The Maryland attorney general noted that Enterprise Rent A Car (including its Alamo Rent A Car and National Car Rental subsidiaries) already had been charging refueling fees "consistent" with the new agreements. Dave Kilduff, CWT Solutions Group managing director of ground transportation, noted that Enterprise/National "has lowered its refueling rate at the counter, which will help companies without a corporate contract, or those without specific terms around refueling charges.
"Across the board," Kilduff continued, "car rental companies are revisiting those corporate contracts that include a fixed price for fuel that is too low by today's standards. They are raising these contracted fixed prices to accommodate the ever-rising prices at the pumps."
Avis Budget's Lambert confirmed that the company is adjusting fixed fuel rates in contracts that have such provisions.
Rental firms' reviews of business travel contracts coincides with closer examination of corporate account performance in other supplier segments, including
airlines and
lodging.
The "policing and auditing" by car rental companies isn't prompting them to drop accounts, Abrams said, but "they are monitoring on a real-time basis. It becomes a significant point in contract management and contract renewals." He added that the four primary car rental firms--three of which are publicly traded (Avis Budget, Dollar Thrifty and Hertz) "are not any longer turning a blind eye to practices that eat into already thin margins in the business.
"Compliance in the rental industry has been somewhat lax," Abrams continued. "In the old days, [the car rental firms] maybe looked the other way [on underperforming accounts], but those days are long gone."
Meanwhile, a May survey by Orbitz for Business and
Business Traveler Magazine found that 47 percent of 610 respondents indicated that car rental policies had changed at their companies. Twenty percent said their companies are requiring travelers to return rental cars with full tanks and 38 percent said their companies now require employees to rent the smallest, least-expensive car available.

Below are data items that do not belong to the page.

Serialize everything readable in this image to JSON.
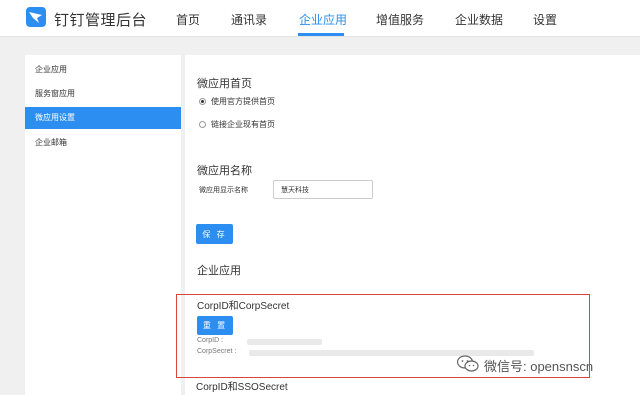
{
  "header": {
    "brand": "钉钉管理后台",
    "nav": [
      "首页",
      "通讯录",
      "企业应用",
      "增值服务",
      "企业数据",
      "设置"
    ],
    "active_nav": "企业应用"
  },
  "sidebar": {
    "items": [
      "企业应用",
      "服务窗应用",
      "微应用设置",
      "企业邮箱"
    ],
    "active": "微应用设置"
  },
  "homepage": {
    "title": "微应用首页",
    "options": [
      "使用官方提供首页",
      "链接企业现有首页"
    ],
    "selected": "使用官方提供首页"
  },
  "name_section": {
    "title": "微应用名称",
    "field_label": "微应用显示名称",
    "field_value": "慧天科技",
    "save_label": "保 存"
  },
  "enterprise_apps": {
    "title": "企业应用",
    "corp_secret_title": "CorpID和CorpSecret",
    "reset_label": "重 置",
    "corpid_label": "CorpID :",
    "corpsecret_label": "CorpSecret :",
    "sso_title": "CorpID和SSOSecret"
  },
  "watermark": {
    "text": "微信号: opensnscn"
  },
  "colors": {
    "accent": "#2b8ef0",
    "highlight_border": "#d9443c"
  }
}
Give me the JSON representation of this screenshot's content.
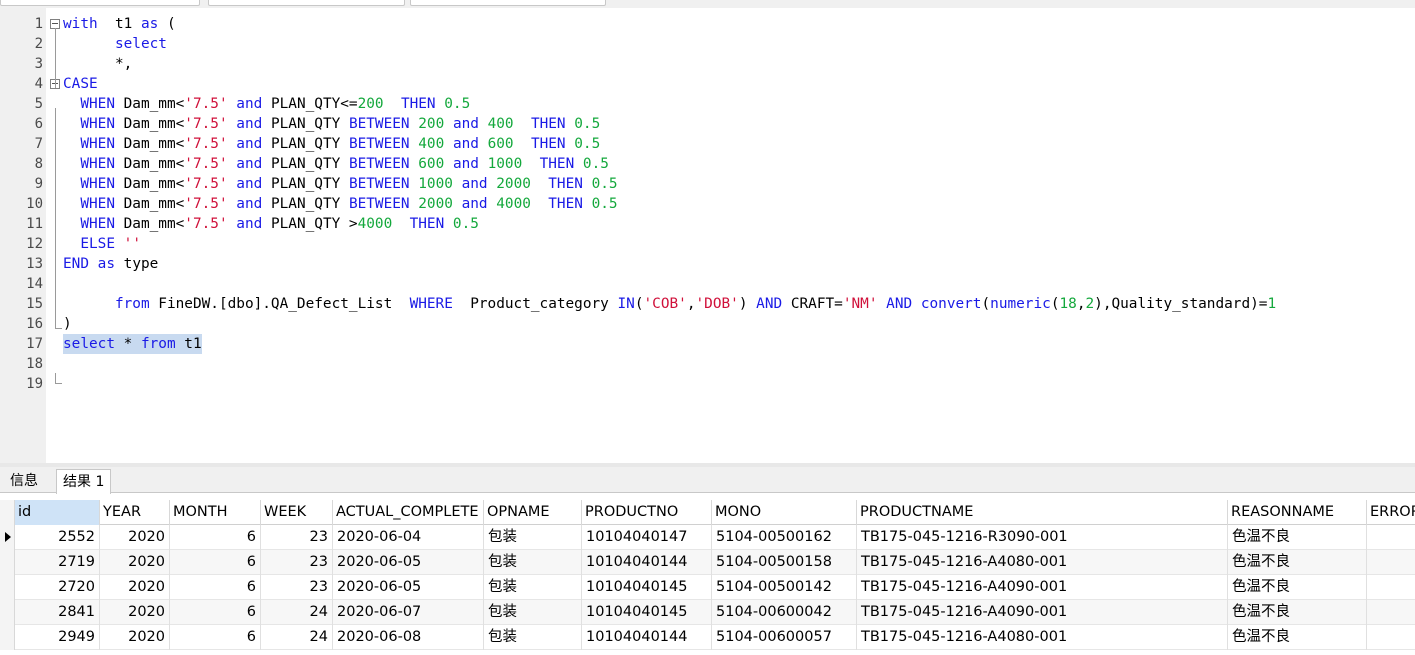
{
  "editor": {
    "lines": [
      {
        "n": "1",
        "fold": true,
        "segs": [
          [
            "kw",
            "with"
          ],
          [
            "",
            "  t1 "
          ],
          [
            "kw",
            "as"
          ],
          [
            "",
            " ("
          ]
        ]
      },
      {
        "n": "2",
        "segs": [
          [
            "",
            "      "
          ],
          [
            "kw",
            "select"
          ]
        ]
      },
      {
        "n": "3",
        "segs": [
          [
            "",
            "      *,"
          ]
        ]
      },
      {
        "n": "4",
        "fold": true,
        "segs": [
          [
            "kw",
            "CASE"
          ]
        ]
      },
      {
        "n": "5",
        "segs": [
          [
            "",
            "  "
          ],
          [
            "kw",
            "WHEN"
          ],
          [
            "",
            " Dam_mm<"
          ],
          [
            "str",
            "'7.5'"
          ],
          [
            "",
            " "
          ],
          [
            "kw",
            "and"
          ],
          [
            "",
            " PLAN_QTY<="
          ],
          [
            "num",
            "200"
          ],
          [
            "",
            "  "
          ],
          [
            "kw",
            "THEN"
          ],
          [
            "",
            " "
          ],
          [
            "num",
            "0.5"
          ]
        ]
      },
      {
        "n": "6",
        "segs": [
          [
            "",
            "  "
          ],
          [
            "kw",
            "WHEN"
          ],
          [
            "",
            " Dam_mm<"
          ],
          [
            "str",
            "'7.5'"
          ],
          [
            "",
            " "
          ],
          [
            "kw",
            "and"
          ],
          [
            "",
            " PLAN_QTY "
          ],
          [
            "kw",
            "BETWEEN"
          ],
          [
            "",
            " "
          ],
          [
            "num",
            "200"
          ],
          [
            "",
            " "
          ],
          [
            "kw",
            "and"
          ],
          [
            "",
            " "
          ],
          [
            "num",
            "400"
          ],
          [
            "",
            "  "
          ],
          [
            "kw",
            "THEN"
          ],
          [
            "",
            " "
          ],
          [
            "num",
            "0.5"
          ]
        ]
      },
      {
        "n": "7",
        "segs": [
          [
            "",
            "  "
          ],
          [
            "kw",
            "WHEN"
          ],
          [
            "",
            " Dam_mm<"
          ],
          [
            "str",
            "'7.5'"
          ],
          [
            "",
            " "
          ],
          [
            "kw",
            "and"
          ],
          [
            "",
            " PLAN_QTY "
          ],
          [
            "kw",
            "BETWEEN"
          ],
          [
            "",
            " "
          ],
          [
            "num",
            "400"
          ],
          [
            "",
            " "
          ],
          [
            "kw",
            "and"
          ],
          [
            "",
            " "
          ],
          [
            "num",
            "600"
          ],
          [
            "",
            "  "
          ],
          [
            "kw",
            "THEN"
          ],
          [
            "",
            " "
          ],
          [
            "num",
            "0.5"
          ]
        ]
      },
      {
        "n": "8",
        "segs": [
          [
            "",
            "  "
          ],
          [
            "kw",
            "WHEN"
          ],
          [
            "",
            " Dam_mm<"
          ],
          [
            "str",
            "'7.5'"
          ],
          [
            "",
            " "
          ],
          [
            "kw",
            "and"
          ],
          [
            "",
            " PLAN_QTY "
          ],
          [
            "kw",
            "BETWEEN"
          ],
          [
            "",
            " "
          ],
          [
            "num",
            "600"
          ],
          [
            "",
            " "
          ],
          [
            "kw",
            "and"
          ],
          [
            "",
            " "
          ],
          [
            "num",
            "1000"
          ],
          [
            "",
            "  "
          ],
          [
            "kw",
            "THEN"
          ],
          [
            "",
            " "
          ],
          [
            "num",
            "0.5"
          ]
        ]
      },
      {
        "n": "9",
        "segs": [
          [
            "",
            "  "
          ],
          [
            "kw",
            "WHEN"
          ],
          [
            "",
            " Dam_mm<"
          ],
          [
            "str",
            "'7.5'"
          ],
          [
            "",
            " "
          ],
          [
            "kw",
            "and"
          ],
          [
            "",
            " PLAN_QTY "
          ],
          [
            "kw",
            "BETWEEN"
          ],
          [
            "",
            " "
          ],
          [
            "num",
            "1000"
          ],
          [
            "",
            " "
          ],
          [
            "kw",
            "and"
          ],
          [
            "",
            " "
          ],
          [
            "num",
            "2000"
          ],
          [
            "",
            "  "
          ],
          [
            "kw",
            "THEN"
          ],
          [
            "",
            " "
          ],
          [
            "num",
            "0.5"
          ]
        ]
      },
      {
        "n": "10",
        "segs": [
          [
            "",
            "  "
          ],
          [
            "kw",
            "WHEN"
          ],
          [
            "",
            " Dam_mm<"
          ],
          [
            "str",
            "'7.5'"
          ],
          [
            "",
            " "
          ],
          [
            "kw",
            "and"
          ],
          [
            "",
            " PLAN_QTY "
          ],
          [
            "kw",
            "BETWEEN"
          ],
          [
            "",
            " "
          ],
          [
            "num",
            "2000"
          ],
          [
            "",
            " "
          ],
          [
            "kw",
            "and"
          ],
          [
            "",
            " "
          ],
          [
            "num",
            "4000"
          ],
          [
            "",
            "  "
          ],
          [
            "kw",
            "THEN"
          ],
          [
            "",
            " "
          ],
          [
            "num",
            "0.5"
          ]
        ]
      },
      {
        "n": "11",
        "segs": [
          [
            "",
            "  "
          ],
          [
            "kw",
            "WHEN"
          ],
          [
            "",
            " Dam_mm<"
          ],
          [
            "str",
            "'7.5'"
          ],
          [
            "",
            " "
          ],
          [
            "kw",
            "and"
          ],
          [
            "",
            " PLAN_QTY >"
          ],
          [
            "num",
            "4000"
          ],
          [
            "",
            "  "
          ],
          [
            "kw",
            "THEN"
          ],
          [
            "",
            " "
          ],
          [
            "num",
            "0.5"
          ]
        ]
      },
      {
        "n": "12",
        "segs": [
          [
            "",
            "  "
          ],
          [
            "kw",
            "ELSE"
          ],
          [
            "",
            " "
          ],
          [
            "str",
            "''"
          ]
        ]
      },
      {
        "n": "13",
        "segs": [
          [
            "kw",
            "END"
          ],
          [
            "",
            " "
          ],
          [
            "kw",
            "as"
          ],
          [
            "",
            " type"
          ]
        ]
      },
      {
        "n": "14",
        "segs": []
      },
      {
        "n": "15",
        "segs": [
          [
            "",
            "      "
          ],
          [
            "kw",
            "from"
          ],
          [
            "",
            " FineDW.[dbo].QA_Defect_List  "
          ],
          [
            "kw",
            "WHERE"
          ],
          [
            "",
            "  Product_category "
          ],
          [
            "kw",
            "IN"
          ],
          [
            "",
            "("
          ],
          [
            "str",
            "'COB'"
          ],
          [
            "",
            ","
          ],
          [
            "str",
            "'DOB'"
          ],
          [
            "",
            ") "
          ],
          [
            "kw",
            "AND"
          ],
          [
            "",
            " CRAFT="
          ],
          [
            "str",
            "'NM'"
          ],
          [
            "",
            " "
          ],
          [
            "kw",
            "AND"
          ],
          [
            "",
            " "
          ],
          [
            "kw",
            "convert"
          ],
          [
            "",
            "("
          ],
          [
            "kw",
            "numeric"
          ],
          [
            "",
            "("
          ],
          [
            "num",
            "18"
          ],
          [
            "",
            ","
          ],
          [
            "num",
            "2"
          ],
          [
            "",
            "),Quality_standard)="
          ],
          [
            "num",
            "1"
          ]
        ]
      },
      {
        "n": "16",
        "segs": [
          [
            "",
            ")"
          ]
        ]
      },
      {
        "n": "17",
        "selected": true,
        "segs": [
          [
            "kw",
            "select"
          ],
          [
            "",
            " * "
          ],
          [
            "kw",
            "from"
          ],
          [
            "",
            " t1"
          ]
        ]
      },
      {
        "n": "18",
        "segs": []
      },
      {
        "n": "19",
        "segs": []
      }
    ]
  },
  "tabs": [
    {
      "label": "信息",
      "active": false
    },
    {
      "label": "结果 1",
      "active": true
    }
  ],
  "grid": {
    "columns": [
      {
        "label": "id",
        "align": "r"
      },
      {
        "label": "YEAR",
        "align": "r"
      },
      {
        "label": "MONTH",
        "align": "r"
      },
      {
        "label": "WEEK",
        "align": "r"
      },
      {
        "label": "ACTUAL_COMPLETE",
        "align": "l"
      },
      {
        "label": "OPNAME",
        "align": "l"
      },
      {
        "label": "PRODUCTNO",
        "align": "l"
      },
      {
        "label": "MONO",
        "align": "l"
      },
      {
        "label": "PRODUCTNAME",
        "align": "l"
      },
      {
        "label": "REASONNAME",
        "align": "l"
      },
      {
        "label": "ERROR",
        "align": "l"
      }
    ],
    "rows": [
      [
        "2552",
        "2020",
        "6",
        "23",
        "2020-06-04",
        "包装",
        "10104040147",
        "5104-00500162",
        "TB175-045-1216-R3090-001",
        "色温不良",
        ""
      ],
      [
        "2719",
        "2020",
        "6",
        "23",
        "2020-06-05",
        "包装",
        "10104040144",
        "5104-00500158",
        "TB175-045-1216-A4080-001",
        "色温不良",
        ""
      ],
      [
        "2720",
        "2020",
        "6",
        "23",
        "2020-06-05",
        "包装",
        "10104040145",
        "5104-00500142",
        "TB175-045-1216-A4090-001",
        "色温不良",
        ""
      ],
      [
        "2841",
        "2020",
        "6",
        "24",
        "2020-06-07",
        "包装",
        "10104040145",
        "5104-00600042",
        "TB175-045-1216-A4090-001",
        "色温不良",
        ""
      ],
      [
        "2949",
        "2020",
        "6",
        "24",
        "2020-06-08",
        "包装",
        "10104040144",
        "5104-00600057",
        "TB175-045-1216-A4080-001",
        "色温不良",
        ""
      ]
    ]
  }
}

While hybrid vehicles minimize gas consumption and, therefore, could lower total car rental costs, they are comparatively expensive to rent and not widely available within car rental fleets,
according to Abrams.
Gas prices, of course, also affect organizations that reimburse travelers using personal vehicles for business purposes. For those following Internal Revenue Service standards, the reimbursement rate for the second half of 2008 will be 58.5 cents per business mile driven, eight cents higher than the current standard. The unusual midyear move by the IRS--which normally sets rates once for a calendar year--is "in recognition of recent gasoline price increases."